Der Politiker Heiko Maas wird wohl als eine tragische Gestalt in die Geschichte der deutschen Sozialdemokratie eingehen. Die Macht schien für ihn zum Greifen nahe, zumindest innerlich hatte er sich schon im Amt des saarländischen Ministerpräsidenten eingerichtet. Auch in der SPD wollte er zukünftig stärker mitmischen, seine Erfahrungen des rot-rot-grünen Referenzprojektes in die bundespolitische Debatte einbringen. Doch seit Montag sieht der 43-jährige ehemalige Hoffnungsträger plötzlich ziemlich alt aus.

Vom Ende her betrachtet, ist es zumindest aus sozialdemokratischer Sicht müßig, darüber nachzudenken, wer an dem Scheitern der rot-rot-grünen Pläne in Saarbrücken größere Schuld trägt: Der undurchschaubare grüne Landesfürst Hubert Ulrich oder der selbstherrliche und selbstverliebte Linkenchef Oskar Lafontaine?

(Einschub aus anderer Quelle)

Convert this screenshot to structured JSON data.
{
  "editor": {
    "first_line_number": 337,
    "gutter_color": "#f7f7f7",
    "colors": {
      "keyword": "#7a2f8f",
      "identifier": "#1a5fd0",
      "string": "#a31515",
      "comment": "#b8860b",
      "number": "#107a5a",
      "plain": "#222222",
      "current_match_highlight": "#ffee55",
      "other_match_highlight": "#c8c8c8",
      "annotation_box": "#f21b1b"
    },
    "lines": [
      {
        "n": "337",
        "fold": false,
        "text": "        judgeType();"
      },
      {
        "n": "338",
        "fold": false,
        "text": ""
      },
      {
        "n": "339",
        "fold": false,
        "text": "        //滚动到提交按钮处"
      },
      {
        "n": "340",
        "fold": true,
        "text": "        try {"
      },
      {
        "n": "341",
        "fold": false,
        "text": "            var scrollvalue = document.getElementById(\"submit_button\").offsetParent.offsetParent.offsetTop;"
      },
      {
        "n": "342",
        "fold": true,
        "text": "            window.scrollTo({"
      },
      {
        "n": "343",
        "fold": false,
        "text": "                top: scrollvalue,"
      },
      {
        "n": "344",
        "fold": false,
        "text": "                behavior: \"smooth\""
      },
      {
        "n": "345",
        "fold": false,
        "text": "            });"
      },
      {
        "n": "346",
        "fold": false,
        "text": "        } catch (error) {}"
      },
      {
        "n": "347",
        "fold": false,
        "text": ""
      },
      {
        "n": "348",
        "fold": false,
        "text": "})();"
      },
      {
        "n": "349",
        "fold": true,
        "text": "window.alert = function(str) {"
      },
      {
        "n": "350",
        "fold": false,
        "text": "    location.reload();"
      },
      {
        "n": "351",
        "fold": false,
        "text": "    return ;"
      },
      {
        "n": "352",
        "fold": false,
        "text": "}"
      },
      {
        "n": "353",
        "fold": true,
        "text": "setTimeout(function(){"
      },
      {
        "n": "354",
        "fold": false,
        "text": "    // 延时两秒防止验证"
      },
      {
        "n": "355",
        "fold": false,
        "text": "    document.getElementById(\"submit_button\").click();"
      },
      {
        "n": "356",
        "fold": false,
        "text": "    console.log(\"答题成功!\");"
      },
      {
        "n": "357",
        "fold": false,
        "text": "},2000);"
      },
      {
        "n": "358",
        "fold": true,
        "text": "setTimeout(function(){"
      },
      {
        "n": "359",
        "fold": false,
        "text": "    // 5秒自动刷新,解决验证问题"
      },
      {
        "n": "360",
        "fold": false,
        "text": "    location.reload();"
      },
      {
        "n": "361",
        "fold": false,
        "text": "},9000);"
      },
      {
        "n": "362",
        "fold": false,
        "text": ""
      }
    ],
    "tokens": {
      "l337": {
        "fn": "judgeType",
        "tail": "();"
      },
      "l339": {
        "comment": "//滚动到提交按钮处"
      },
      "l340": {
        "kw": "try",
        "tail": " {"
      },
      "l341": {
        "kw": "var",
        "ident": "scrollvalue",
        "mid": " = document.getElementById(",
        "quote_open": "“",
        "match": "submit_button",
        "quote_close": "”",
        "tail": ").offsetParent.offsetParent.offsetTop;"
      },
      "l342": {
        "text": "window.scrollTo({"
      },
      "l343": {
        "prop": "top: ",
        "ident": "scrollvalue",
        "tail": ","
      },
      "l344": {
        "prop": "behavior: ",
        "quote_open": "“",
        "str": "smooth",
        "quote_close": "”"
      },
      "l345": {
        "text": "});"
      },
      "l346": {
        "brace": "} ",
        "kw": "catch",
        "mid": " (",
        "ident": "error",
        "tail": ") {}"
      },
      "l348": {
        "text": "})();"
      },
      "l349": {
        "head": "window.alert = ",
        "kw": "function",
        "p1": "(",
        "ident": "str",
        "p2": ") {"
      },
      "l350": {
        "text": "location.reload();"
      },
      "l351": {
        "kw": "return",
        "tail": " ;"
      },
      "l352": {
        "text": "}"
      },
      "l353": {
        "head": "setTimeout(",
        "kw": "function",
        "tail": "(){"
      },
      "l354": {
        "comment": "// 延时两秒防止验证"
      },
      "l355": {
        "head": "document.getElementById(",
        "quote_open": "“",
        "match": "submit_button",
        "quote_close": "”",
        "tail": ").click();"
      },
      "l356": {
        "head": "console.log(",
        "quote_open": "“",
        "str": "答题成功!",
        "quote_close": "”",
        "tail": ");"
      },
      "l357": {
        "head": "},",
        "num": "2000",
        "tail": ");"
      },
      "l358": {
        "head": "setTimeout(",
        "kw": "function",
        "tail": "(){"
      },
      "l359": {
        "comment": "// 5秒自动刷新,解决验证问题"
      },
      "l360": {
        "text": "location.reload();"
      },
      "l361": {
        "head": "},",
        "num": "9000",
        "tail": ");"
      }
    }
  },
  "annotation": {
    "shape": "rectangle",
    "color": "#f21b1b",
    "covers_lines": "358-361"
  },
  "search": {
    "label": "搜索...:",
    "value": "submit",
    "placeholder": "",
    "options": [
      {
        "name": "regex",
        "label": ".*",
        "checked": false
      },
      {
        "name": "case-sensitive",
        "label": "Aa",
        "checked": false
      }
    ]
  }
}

Für die Sozialdemokraten bleibt die bittere, aber wenig überraschende Erfahrung, wie eng bei dem Versuch, mit der Linkspartei und den Grünen eine neue Machtperspektive zu entwickeln, Chance und Illusion beieinander liegen. Sie hat diese Woche gelernt, dass der Weg noch weit ist, bis aus einer rechnerischen linken Mehrheit eine politische wird. Dass es lange dauern wird, bis nicht mehr Misstrauen, Skepsis und persönliche Animositäten die Zusammenarbeit prägen, sondern der Wille gemeinsam Politik zu gestalten. Dass sie viele politische Untiefen und Gefahren noch umschiffen muss, bis sie wieder eine Machtperspektive jenseits der Großen Koalition besitzt.

Dass das Saarland kein Sonderfall ist, zeigen die Ereignisse in Thüringen. Dort waren sich die drei Parteien inhaltlich weitgehend einig. Bei etwas gutem Willen hätten SPD, Linke und Grüne dort zusammenfinden können. Nur genau daran hat es den beteiligten Politikern gefehlt. Die Chemie zwischen ihnen hat nicht gestimmt und auch die Frage, welcher Partei in einem solchen Bündnis der politische Führungsanspruch zufällt, war bis zum Schluss ungeklärt. Die Linkspartei war zwar bereit, das aufgrund der Mehrheitsverhältnisse eigentlich ihr zustehende Ministerpräsidentenamt der SPD zu überlassen. Aber sie war nicht bereit, sich mit der Rolle des Kellners in einem solchen Bündnis zufrieden zu geben.

Saarland und Thüringen machen deutlich, für die SPD können vor allem zwei Entwicklungen gefährlich werden und ihre strukturelle Mehrheitsfähigkeit grundsätzlich gefährden.

Die Grünen drängen, erstens, unübersehbar ins bürgerliche Lager. Seit rot-grüne Mehrheiten aufgrund der Schwäche der SPD in weite Ferne gerückt sind, suchen sie im bürgerlichen Lager neue Bündnismöglichkeiten und neue Wege an die Macht. Schwarz-Grün in Hamburg war ein Anfang, Jamaika im Saarland ist die konsequente Fortsetzung dieser Suche. Der Prozess der grünen Verbürgerlichung wird auch von Wählern der Partei befördert. Denn seit die Linkspartei Wahlerfolge feiert, machen die Grünen die Erfahrung, dass sie linke Wähler verlieren und bürgerliche Wähler hinzugewinnen.

Wenn die SPD also nicht aufpasst, dann stehen die Grünen für eine Mehrheitsbildung im linken Lager nicht mehr oder nur noch bedingt zur Verfügung. Es ist mitnichten so, dass die Grünen, nur weil jetzt im Bund ein schwarz-gelbes Bündnis regiert, ihr Heil zukünftig wieder ausschließlich an der Seite der SPD suchen werden. So schnell kehrt die Lagerlogik nicht in die Politik zurück.